Yep. So please people, keep on uploading the DIY — I enjoy it as much as the next guy.
(With a bit of guilt thrown in, because a lot of that stuff is from places with poor access to healthcare and I’d be doing it for ‘free at point of access’ where I practice).
You can always get your work (if “in the wild”) taped and uploaded by a third party, too. You cannot have full control over these things, after all.
A nice thing for such videos going viral could be a commented version where a doctor would describe what is done well and what is not so… Something like those bonus tracks on DVDs.
Something similar happened to me years ago. I was sleeping on the couch and woke up after a small fruit fly had found its way into my ear and was going bananas in there. I wouldn´t care to have that experience again.
The tick rode in on the back of the moth like Artreu on Falcor.
But. Watched. It. Anyway.
I think that tone can go a long way. Add a black-bar-o’-anonymity over the patient’s eyes, keep a measured, erudite tone, and you’ve got something fairly close to the nastier clinical case reports in the tropical medicine literature…
Shhh! I think he can hear us.
But why was it flying in there in the first place?
Perhaps they didn’t dig deep enough to find a lovely lady moth…

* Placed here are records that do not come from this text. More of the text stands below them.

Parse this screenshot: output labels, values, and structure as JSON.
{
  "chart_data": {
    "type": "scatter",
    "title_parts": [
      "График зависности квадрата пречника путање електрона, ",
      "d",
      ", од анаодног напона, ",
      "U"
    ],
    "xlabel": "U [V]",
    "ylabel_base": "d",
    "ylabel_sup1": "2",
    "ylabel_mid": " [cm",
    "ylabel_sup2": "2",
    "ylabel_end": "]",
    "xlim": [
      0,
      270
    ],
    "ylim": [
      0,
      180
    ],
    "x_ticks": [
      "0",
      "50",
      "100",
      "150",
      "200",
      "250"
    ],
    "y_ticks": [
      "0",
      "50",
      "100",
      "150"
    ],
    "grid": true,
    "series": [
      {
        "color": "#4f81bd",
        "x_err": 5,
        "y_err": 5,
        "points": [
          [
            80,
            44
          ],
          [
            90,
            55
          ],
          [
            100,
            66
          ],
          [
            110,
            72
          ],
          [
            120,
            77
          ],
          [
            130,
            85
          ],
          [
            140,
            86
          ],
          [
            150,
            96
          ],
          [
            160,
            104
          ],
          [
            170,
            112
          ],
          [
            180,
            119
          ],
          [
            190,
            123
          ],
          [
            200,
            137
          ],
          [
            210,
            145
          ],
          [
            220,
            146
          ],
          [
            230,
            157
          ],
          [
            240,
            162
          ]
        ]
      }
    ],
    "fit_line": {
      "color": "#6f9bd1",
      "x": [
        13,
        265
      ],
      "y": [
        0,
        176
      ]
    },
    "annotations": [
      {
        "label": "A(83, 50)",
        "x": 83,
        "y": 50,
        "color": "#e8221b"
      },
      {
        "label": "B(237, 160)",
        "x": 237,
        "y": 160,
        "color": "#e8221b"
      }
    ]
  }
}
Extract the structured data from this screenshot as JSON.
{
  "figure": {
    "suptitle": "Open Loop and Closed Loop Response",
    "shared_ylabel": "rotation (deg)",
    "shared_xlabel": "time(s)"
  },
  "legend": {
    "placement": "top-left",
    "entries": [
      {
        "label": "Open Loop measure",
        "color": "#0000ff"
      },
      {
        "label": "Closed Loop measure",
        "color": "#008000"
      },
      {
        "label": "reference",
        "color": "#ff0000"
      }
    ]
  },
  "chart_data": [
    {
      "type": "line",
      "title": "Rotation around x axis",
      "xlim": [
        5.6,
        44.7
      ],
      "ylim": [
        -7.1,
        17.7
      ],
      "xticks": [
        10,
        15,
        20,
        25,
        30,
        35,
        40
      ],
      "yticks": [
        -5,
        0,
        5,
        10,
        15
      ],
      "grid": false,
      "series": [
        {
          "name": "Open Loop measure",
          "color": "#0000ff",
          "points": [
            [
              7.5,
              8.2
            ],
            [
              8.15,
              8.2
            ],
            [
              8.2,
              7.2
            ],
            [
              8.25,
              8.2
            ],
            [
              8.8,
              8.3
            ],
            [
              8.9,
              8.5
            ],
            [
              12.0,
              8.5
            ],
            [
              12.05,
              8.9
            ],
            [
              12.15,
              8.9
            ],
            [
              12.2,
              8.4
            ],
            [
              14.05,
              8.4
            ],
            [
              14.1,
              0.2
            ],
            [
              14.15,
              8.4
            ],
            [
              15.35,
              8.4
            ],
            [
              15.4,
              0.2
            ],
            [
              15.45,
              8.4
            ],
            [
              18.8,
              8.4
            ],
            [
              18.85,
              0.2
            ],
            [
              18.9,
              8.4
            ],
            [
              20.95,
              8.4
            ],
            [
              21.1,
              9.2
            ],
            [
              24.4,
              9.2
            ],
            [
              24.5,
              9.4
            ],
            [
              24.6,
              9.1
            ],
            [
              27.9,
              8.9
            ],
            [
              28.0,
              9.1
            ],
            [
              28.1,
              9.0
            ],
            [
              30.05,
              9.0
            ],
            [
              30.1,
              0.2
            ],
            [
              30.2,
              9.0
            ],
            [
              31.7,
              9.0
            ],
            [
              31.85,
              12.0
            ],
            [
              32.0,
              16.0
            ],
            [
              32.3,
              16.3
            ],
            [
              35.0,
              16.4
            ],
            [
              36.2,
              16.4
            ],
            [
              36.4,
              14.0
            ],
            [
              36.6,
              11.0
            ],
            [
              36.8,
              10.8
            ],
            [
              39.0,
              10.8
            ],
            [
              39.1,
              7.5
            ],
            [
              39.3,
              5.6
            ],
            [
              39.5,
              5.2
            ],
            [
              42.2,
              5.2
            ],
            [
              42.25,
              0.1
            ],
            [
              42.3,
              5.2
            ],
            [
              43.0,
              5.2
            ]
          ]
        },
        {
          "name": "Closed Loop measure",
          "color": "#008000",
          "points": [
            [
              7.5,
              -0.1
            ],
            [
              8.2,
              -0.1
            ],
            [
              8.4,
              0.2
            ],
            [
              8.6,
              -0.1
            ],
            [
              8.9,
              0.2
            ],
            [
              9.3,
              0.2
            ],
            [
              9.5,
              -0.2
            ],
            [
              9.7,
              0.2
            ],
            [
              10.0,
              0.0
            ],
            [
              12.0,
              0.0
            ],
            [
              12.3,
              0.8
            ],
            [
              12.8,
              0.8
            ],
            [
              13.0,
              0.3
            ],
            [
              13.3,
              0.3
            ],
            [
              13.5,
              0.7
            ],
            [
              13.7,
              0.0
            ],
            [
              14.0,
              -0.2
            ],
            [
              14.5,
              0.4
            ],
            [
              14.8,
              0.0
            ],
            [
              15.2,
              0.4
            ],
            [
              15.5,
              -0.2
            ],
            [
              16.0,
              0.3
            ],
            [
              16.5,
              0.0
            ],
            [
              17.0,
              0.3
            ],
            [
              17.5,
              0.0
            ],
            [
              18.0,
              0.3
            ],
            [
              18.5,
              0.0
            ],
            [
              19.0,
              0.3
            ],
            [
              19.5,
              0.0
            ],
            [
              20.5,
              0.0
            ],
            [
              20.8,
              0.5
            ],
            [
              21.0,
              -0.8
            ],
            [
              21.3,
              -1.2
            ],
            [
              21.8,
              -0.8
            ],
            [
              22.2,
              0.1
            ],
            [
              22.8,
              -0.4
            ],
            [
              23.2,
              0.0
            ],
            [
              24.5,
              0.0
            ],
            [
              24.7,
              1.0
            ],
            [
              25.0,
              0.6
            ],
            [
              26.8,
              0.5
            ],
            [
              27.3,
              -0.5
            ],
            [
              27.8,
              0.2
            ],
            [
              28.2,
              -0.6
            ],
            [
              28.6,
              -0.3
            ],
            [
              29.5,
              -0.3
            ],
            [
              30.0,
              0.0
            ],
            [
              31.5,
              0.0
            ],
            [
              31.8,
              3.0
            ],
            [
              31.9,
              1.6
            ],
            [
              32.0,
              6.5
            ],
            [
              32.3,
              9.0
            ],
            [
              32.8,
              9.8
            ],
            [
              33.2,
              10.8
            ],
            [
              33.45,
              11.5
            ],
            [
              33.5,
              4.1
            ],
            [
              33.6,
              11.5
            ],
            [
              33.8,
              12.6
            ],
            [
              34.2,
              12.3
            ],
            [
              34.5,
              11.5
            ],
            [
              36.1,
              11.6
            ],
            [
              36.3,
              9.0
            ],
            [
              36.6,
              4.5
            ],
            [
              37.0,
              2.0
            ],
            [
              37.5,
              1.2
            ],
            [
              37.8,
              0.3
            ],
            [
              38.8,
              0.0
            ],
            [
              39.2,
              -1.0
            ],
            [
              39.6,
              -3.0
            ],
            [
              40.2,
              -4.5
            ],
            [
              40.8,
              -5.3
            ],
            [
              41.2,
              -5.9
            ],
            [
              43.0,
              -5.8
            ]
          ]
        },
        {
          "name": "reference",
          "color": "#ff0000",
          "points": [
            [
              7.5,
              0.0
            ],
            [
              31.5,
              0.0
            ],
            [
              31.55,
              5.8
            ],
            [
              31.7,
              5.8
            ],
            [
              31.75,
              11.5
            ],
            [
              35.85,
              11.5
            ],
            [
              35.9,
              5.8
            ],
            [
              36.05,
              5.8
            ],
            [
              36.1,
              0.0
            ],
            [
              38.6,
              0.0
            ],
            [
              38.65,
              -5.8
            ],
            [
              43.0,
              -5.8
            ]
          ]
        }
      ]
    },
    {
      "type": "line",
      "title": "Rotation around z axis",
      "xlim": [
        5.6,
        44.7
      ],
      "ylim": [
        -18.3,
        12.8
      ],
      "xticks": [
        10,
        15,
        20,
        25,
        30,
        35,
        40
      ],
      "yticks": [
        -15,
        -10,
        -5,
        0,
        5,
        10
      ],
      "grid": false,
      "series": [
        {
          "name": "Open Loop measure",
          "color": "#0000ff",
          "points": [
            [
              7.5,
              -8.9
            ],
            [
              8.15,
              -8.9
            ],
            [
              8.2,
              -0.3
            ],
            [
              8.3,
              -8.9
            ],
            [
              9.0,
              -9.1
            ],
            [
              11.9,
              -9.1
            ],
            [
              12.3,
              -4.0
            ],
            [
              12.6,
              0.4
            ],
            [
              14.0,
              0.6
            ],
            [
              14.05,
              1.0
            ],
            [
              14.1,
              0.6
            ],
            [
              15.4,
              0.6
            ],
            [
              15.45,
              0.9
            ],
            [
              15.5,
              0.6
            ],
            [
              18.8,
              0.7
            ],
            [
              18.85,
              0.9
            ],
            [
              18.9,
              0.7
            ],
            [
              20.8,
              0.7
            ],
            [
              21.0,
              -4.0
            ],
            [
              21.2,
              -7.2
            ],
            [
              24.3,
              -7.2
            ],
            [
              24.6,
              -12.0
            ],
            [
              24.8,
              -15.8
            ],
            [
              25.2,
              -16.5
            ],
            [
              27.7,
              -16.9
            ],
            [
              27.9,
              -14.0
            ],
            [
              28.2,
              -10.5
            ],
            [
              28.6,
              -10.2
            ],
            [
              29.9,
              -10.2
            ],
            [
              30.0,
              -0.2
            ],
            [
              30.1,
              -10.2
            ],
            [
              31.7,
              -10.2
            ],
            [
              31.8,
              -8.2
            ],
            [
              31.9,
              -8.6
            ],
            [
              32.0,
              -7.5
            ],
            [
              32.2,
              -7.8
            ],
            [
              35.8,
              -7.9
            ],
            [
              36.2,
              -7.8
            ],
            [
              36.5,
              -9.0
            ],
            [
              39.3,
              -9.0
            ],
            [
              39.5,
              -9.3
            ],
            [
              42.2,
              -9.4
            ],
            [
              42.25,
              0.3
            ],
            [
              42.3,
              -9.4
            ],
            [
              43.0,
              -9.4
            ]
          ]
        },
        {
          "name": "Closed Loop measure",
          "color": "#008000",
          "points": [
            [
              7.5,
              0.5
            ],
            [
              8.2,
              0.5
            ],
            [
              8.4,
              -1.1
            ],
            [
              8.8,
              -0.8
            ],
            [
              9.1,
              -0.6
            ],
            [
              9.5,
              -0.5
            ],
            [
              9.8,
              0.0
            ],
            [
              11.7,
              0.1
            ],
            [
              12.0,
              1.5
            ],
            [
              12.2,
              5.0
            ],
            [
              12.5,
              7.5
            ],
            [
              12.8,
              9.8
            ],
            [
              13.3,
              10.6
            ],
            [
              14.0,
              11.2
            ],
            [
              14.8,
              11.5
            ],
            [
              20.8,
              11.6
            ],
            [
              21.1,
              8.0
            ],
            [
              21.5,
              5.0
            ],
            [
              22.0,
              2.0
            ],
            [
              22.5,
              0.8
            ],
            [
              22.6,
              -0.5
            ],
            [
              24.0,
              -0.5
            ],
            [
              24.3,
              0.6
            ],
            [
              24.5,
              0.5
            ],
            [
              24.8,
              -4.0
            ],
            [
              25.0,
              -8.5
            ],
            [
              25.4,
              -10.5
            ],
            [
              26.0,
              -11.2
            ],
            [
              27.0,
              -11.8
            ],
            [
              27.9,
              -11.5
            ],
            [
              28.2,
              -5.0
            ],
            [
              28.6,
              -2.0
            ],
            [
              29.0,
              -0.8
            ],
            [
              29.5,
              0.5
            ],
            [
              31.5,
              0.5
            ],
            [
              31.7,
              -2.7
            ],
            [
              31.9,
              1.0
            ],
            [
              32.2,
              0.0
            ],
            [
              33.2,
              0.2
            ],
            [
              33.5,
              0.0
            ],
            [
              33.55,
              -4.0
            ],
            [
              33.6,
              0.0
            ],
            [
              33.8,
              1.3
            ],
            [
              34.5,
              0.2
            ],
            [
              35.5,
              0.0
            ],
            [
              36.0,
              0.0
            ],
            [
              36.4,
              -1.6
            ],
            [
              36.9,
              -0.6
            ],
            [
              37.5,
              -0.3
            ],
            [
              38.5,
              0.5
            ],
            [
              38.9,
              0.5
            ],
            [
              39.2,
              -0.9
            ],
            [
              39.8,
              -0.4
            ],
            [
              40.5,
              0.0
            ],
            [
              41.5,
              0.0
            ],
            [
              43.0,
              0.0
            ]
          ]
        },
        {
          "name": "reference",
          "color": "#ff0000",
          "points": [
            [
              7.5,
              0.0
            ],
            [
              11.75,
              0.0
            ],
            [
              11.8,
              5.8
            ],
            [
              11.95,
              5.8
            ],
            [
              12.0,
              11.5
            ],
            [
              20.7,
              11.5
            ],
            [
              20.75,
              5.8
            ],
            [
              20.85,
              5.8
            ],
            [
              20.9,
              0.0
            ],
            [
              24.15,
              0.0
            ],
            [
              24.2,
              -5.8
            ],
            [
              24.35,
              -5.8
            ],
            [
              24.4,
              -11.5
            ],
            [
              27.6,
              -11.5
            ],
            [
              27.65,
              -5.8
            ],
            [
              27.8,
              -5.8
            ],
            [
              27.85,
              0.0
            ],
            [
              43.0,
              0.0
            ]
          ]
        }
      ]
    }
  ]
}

Physicists solve longstanding puzzle of how moths find distant mates – ScienceDaily
It’s just too damn bad there isn’t a video version of scratch and sniff! Just think what that would ad to the presentation!
I feel ya. My girlfriend has a deeply patronizing smile especially reserved for when I hurt myself doing Feats Of Manly Strength (it is a totally different one to the Arguing With Inanimate Objects Patronizing Smile).
the bot fly videos are pretty gross. But at the same time, extremely satisfying to see it being removed.